The ValueShares process is computerized, but judgment goes into most of the factors the Gray and his colleagues employ. To simplify their methods a bit, they start with large and midsize companies, excluding financials and real estate investment trusts. Next they compute each company’s operating earnings—essentially, profits before taxes and interest payments. They then divide that number by the sum of the stock’s market capitalization (the share price times the number of shares outstanding) and the value of the company’s outstanding bonds. In equation form, this calculation is expressed as EBIT/EV, with EV standing for “enterprise value.”
Finally, the team looks for companies with superior, historical long-term growth in earnings, sustainable competitive advantages and high profit margins.
Currently, the U.S. ETF owns 40 stocks, and the foreign fund holds 48. The ETFs now own mostly midsize and large-company stocks; as assets grow, Gray says, the funds will shift more toward large companies.
Instead of trading every day, the managers, for regulatory reasons, reconstitute the portfolios quarterly. Gray expects annual turnover of about 100%, meaning that on average every stock will be replaced over the course of a year. You might expect that to result in capital gains distributions, which could result in an unwelcome tax bill. But ETFs are typically able to avoid making those distributions.

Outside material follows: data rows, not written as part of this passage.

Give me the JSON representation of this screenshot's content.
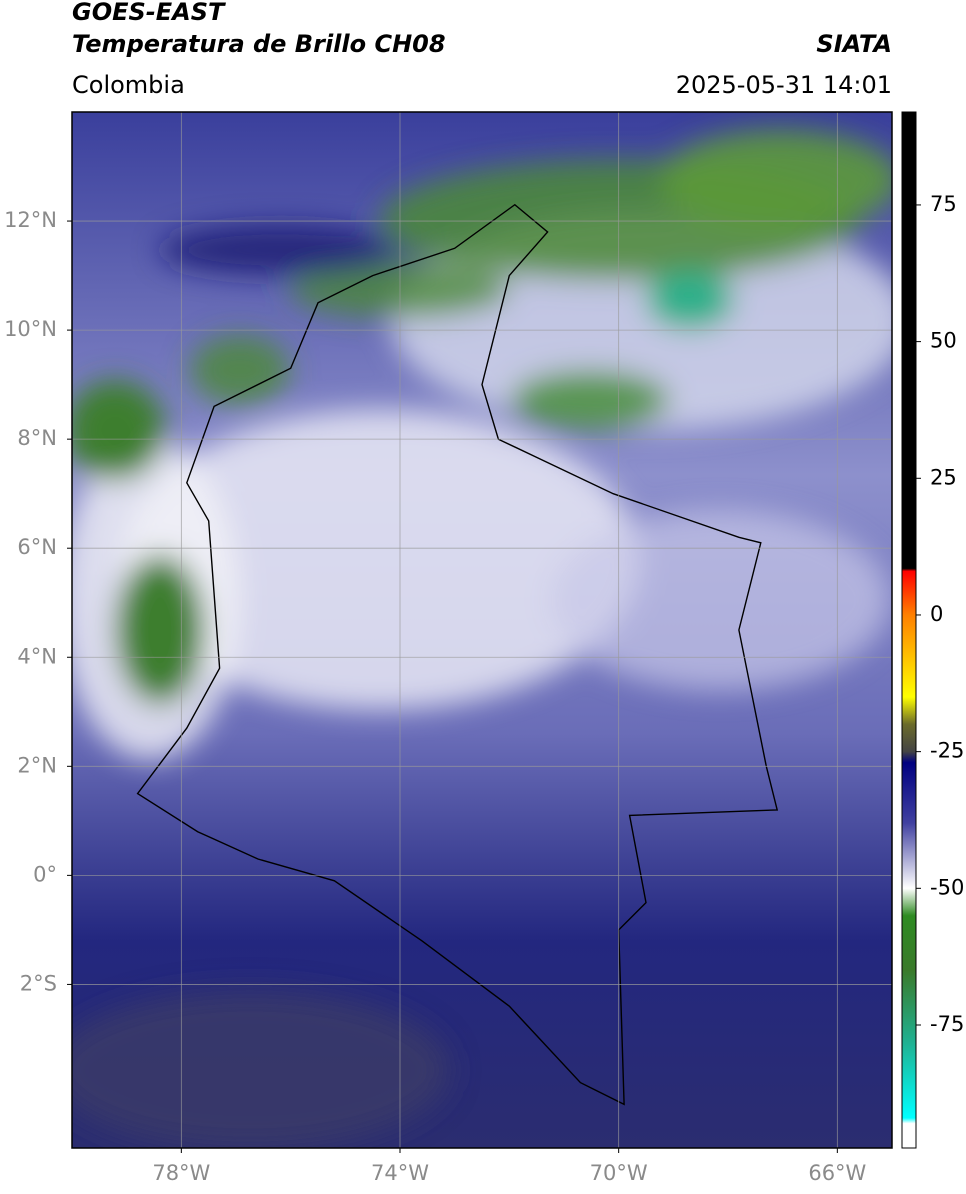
{
  "header": {
    "title": "GOES-EAST",
    "subtitle": "Temperatura de Brillo CH08",
    "source": "SIATA",
    "region": "Colombia",
    "datetime": "2025-05-31 14:01"
  },
  "map": {
    "xlim": [
      -80,
      -65
    ],
    "ylim": [
      -5,
      14
    ],
    "xticks": [
      {
        "value": -78,
        "label": "78°W"
      },
      {
        "value": -74,
        "label": "74°W"
      },
      {
        "value": -70,
        "label": "70°W"
      },
      {
        "value": -66,
        "label": "66°W"
      }
    ],
    "yticks": [
      {
        "value": 12,
        "label": "12°N"
      },
      {
        "value": 10,
        "label": "10°N"
      },
      {
        "value": 8,
        "label": "8°N"
      },
      {
        "value": 6,
        "label": "6°N"
      },
      {
        "value": 4,
        "label": "4°N"
      },
      {
        "value": 2,
        "label": "2°N"
      },
      {
        "value": 0,
        "label": "0°"
      },
      {
        "value": -2,
        "label": "2°S"
      }
    ],
    "grid": true
  },
  "colorbar": {
    "lim": [
      -97.5,
      92
    ],
    "ticks": [
      75,
      50,
      25,
      0,
      -25,
      -50,
      -75
    ],
    "stops": [
      {
        "value": 92,
        "color": "#000000"
      },
      {
        "value": 8.5,
        "color": "#000000"
      },
      {
        "value": 8,
        "color": "#ff0000"
      },
      {
        "value": 0,
        "color": "#ff8000"
      },
      {
        "value": -15,
        "color": "#ffff00"
      },
      {
        "value": -20,
        "color": "#6b6b2a"
      },
      {
        "value": -25,
        "color": "#444444"
      },
      {
        "value": -27,
        "color": "#000080"
      },
      {
        "value": -38,
        "color": "#4040a0"
      },
      {
        "value": -50,
        "color": "#ffffff"
      },
      {
        "value": -55,
        "color": "#2e8b22"
      },
      {
        "value": -65,
        "color": "#3a7a2a"
      },
      {
        "value": -78,
        "color": "#20b090"
      },
      {
        "value": -92,
        "color": "#00ffff"
      },
      {
        "value": -93,
        "color": "#ffffff"
      },
      {
        "value": -97.5,
        "color": "#ffffff"
      }
    ]
  }
}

The funds are too new to have meaningful risk measures, but Gray expects them to be as volatile as their respective benchmarks—or a bit more so. The relatively small number of stocks in each portfolio is one reason to expect above-average volatility. Moreover, Gray and company pay no attention to sector diversification—one reason he predicts that the ETFs will suffer stretches of lousy performance relative to the broad market indexes. The U.S. fund currently has more than 25% of its assets in both energy shares and stocks of consumer durable companies (makers of long-lasting consumer products). Those allocations are, respectively, more than double and triple the S&P 500’s weightings. The foreign fund has 40% of its assets in consumer durables and 20% in industrials—almost quadruple and double, respectively, the weightings in the EAFE index.
A few words of caution: Although you may not be familiar with the EBIT/EV ratio, just about everyone on Wall Street is and, like Gray and his team, either uses high-powered computer screening or works with someone who does. But, in my view, Gray exhibits a singular combination of brilliance, passion and discipline that I’ve found only in first-class fund managers.
Steve Goldberg is an investment adviser in the Washington, D.C., area.